In retrospect we can see how everything began to come together for him between about 1918 and 1925. Economy and candor were already being urged as part of the program of modernism; "Art," Oscar Wilde had said, "is the removal of the superfluous." Hemingway adapted the British upper-class code of debonair reticence to more serious and American usages. Along with other Americans, he approached the Great War as an outsider -- naively anxious at the outset to become initiated into its fascinatingly horrible heraldry (including "the numbers of regiments and the dates"), yet quick to dissociate himself from its rhetoric of glory and honor. The real Hemingway arrived in the closing stages of the fight and had to say a quick farewell to combat. In A Farewell to Arms, he extends the action to the previous year, when the Italian front was in collapse. His writer's intelligence widened and deepened the conflict and the hero's alienation not merely from that war but from nearly all the public occasions of modern life, not least those of his own country.
In these ways, by instinct, application and necessary egotism, Hemingway hit upon a style and a demeanor that came out of American life but also -- like contemporary jazz -- spoke to and for the rest of the world. He was of course not alone in the endeavor. In their different ways Stein, Anderson, Sinclair Lewis and William Carlos Williams were all reaching toward an American-universal idiom. Hemingway's triumph was to apply this to the grim, immemorial themes of death, defeat and the loss of illusions -- a bigger context than that of Winesburg or Gopher Prairie. The omissions and the repetitive utterance gave a certain "thriftiness," comparable to that in Homer and other folk epics.
BEYOND THAT, he patented a form of talk and conduct that seemed instantly "true" -- the way it was, the way people felt they ought to be. It is a style of impatience, cynicism, challenge and suspicion: the manner of someone who will take no more guff, having been offerred too much already. It is the style of veterans, yet also of youth determined to claim their share in adult life. This style has been so much imitated that it has entered into the very texture of American life and literature, not to mention the cinema and television. Bogart is one of its examplars, and thus indirectly a creation of Hemingway. Hemingway is one of the inventors of 20th-century America.

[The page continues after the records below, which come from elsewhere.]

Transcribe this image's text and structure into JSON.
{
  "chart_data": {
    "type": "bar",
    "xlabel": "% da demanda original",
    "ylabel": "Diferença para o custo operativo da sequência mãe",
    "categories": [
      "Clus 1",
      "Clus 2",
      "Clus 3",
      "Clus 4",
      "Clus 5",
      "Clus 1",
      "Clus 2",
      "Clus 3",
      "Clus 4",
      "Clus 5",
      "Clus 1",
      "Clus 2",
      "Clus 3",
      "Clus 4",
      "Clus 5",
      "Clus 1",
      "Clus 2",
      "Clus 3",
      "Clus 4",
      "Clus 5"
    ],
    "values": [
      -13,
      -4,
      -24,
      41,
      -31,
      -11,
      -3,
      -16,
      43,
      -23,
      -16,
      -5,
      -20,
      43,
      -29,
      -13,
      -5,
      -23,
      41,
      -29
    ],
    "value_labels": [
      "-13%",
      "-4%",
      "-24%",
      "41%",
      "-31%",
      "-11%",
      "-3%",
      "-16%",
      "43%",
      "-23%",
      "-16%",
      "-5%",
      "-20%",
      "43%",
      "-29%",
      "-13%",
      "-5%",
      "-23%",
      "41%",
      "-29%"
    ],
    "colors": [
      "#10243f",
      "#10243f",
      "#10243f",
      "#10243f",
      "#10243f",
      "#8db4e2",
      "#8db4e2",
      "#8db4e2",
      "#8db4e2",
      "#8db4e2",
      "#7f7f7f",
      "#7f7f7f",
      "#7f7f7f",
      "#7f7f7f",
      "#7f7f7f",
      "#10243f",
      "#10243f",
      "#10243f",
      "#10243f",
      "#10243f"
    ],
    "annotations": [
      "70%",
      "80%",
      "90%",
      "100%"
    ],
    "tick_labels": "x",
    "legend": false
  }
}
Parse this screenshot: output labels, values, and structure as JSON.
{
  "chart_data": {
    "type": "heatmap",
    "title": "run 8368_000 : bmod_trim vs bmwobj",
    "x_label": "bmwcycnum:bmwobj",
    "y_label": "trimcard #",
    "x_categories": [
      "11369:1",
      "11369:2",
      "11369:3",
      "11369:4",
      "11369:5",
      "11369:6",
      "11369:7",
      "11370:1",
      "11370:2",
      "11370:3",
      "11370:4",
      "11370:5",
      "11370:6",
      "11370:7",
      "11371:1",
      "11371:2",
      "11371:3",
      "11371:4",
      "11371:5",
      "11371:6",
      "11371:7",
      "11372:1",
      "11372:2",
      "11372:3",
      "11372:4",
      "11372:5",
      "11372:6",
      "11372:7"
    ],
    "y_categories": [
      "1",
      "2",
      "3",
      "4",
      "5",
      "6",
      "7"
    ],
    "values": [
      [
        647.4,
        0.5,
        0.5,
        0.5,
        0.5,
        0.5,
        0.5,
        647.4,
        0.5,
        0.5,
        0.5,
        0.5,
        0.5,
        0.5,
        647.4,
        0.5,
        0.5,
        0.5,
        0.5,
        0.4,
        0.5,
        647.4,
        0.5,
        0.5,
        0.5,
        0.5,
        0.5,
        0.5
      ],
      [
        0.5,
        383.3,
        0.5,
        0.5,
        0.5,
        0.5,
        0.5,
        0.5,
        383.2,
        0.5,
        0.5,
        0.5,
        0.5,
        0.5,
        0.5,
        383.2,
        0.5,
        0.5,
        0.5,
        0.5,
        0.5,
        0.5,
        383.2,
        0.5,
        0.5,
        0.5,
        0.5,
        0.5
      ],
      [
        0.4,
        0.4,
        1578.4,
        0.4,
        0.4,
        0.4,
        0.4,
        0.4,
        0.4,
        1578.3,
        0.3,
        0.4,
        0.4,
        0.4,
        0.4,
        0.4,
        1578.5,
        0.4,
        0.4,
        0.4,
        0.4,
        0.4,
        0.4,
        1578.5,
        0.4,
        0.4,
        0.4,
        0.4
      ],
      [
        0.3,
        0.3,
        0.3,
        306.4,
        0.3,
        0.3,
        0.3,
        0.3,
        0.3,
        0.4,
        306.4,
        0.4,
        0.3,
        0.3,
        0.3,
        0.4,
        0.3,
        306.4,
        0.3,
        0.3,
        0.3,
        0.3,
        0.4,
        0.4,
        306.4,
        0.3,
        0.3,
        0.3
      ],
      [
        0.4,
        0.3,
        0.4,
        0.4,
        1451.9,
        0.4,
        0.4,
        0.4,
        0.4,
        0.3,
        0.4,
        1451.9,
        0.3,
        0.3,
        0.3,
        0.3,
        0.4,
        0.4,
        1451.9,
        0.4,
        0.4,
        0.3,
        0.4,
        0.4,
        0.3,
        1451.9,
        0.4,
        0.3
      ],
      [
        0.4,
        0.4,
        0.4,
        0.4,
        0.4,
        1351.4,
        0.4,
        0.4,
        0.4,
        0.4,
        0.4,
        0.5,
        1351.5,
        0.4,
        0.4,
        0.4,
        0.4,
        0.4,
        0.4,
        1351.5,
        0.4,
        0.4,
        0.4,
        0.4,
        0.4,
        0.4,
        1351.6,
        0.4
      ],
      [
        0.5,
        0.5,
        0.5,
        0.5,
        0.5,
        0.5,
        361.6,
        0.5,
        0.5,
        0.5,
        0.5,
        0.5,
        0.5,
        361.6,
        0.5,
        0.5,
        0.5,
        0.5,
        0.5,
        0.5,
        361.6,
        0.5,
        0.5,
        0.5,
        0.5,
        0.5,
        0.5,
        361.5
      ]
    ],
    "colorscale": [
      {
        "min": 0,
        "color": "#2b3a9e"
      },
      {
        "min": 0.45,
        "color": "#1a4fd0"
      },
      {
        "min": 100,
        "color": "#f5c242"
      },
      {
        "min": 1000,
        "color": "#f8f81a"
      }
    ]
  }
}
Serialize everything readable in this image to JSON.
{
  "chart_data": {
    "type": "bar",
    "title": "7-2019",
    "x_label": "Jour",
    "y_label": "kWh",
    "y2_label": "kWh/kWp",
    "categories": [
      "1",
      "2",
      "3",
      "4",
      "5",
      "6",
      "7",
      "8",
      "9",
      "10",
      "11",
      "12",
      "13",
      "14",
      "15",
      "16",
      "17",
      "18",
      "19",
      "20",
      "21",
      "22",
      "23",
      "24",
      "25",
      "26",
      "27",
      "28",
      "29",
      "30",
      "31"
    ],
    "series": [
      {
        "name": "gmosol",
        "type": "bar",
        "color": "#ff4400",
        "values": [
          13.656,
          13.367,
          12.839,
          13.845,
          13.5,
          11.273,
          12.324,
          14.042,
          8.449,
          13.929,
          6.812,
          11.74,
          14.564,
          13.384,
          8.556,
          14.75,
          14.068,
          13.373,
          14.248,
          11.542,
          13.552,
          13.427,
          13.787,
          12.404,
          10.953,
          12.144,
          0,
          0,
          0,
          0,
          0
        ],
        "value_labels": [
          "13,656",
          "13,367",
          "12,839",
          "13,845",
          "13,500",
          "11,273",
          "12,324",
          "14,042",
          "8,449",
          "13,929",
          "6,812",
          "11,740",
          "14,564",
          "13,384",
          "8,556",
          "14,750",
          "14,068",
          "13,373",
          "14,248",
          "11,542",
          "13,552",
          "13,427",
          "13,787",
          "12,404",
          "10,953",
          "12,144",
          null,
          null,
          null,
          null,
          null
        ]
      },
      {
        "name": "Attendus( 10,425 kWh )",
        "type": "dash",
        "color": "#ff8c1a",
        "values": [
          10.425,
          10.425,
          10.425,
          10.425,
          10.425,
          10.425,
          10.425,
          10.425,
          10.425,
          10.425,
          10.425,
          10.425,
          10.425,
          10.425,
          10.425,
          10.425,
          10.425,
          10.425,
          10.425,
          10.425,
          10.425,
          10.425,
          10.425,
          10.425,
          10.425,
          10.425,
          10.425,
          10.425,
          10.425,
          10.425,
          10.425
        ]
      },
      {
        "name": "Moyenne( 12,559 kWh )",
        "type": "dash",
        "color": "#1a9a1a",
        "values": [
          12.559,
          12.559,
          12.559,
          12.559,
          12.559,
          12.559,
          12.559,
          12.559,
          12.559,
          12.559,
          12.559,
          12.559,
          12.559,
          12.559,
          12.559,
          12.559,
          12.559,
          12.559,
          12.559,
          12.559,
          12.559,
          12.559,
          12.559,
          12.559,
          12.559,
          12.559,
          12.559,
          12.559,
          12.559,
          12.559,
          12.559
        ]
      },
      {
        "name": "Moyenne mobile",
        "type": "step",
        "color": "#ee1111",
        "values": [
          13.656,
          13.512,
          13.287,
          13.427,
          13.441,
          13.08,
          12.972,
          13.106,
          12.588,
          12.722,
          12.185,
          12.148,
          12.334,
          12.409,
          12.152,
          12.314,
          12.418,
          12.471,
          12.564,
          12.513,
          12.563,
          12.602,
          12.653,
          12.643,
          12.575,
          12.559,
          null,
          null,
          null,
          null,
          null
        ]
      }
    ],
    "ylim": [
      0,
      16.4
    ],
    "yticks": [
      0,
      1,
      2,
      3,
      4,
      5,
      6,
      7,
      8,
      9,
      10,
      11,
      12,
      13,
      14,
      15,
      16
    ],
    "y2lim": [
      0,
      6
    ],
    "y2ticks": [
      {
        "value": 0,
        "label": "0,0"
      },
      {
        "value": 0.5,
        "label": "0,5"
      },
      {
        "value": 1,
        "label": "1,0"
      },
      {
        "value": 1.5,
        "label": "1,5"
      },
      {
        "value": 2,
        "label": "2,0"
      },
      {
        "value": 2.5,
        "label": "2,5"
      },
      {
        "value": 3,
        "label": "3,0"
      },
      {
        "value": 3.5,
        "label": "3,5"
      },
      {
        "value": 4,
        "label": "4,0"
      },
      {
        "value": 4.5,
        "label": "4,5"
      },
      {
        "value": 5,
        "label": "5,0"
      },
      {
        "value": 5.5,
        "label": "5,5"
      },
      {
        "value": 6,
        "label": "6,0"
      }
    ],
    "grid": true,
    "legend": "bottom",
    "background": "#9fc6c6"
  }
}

To dwell therefore upon his existence rather than his essence may lead us to undervalue or even miss altogether the astonishing convergence within Ernest Hemingway of an emerging American voice, an international mood in need of expression, and a rare set of appropriate individual instincts. Perhaps the confluence could not in its nature last for more than a decade or so. Perhaps Hemingway was then doomed to a sense of failure and self-parody shaped by his very successes.
We may wish that he had been a nicer man, and so given hs biographers a more cheerful, less-anticlimactic lifespan to chronicle. But then, if Hemingway had been a nicer guy he would not have been Hemingway, and we would not have those incomparably gruff, rueful, pellucid passages, still so haunting in half a dozen Hemingway stories, in The Sun Also Rises, or in A Farewell to Arms:
"The trunks of the trees too were dusty and the leaves fell early that year and we saw the troops marching along the road and the dust rising and leaves, stirred by the breeze, falling and the soldiers marching and afterwards the road bare and white except for the leaves."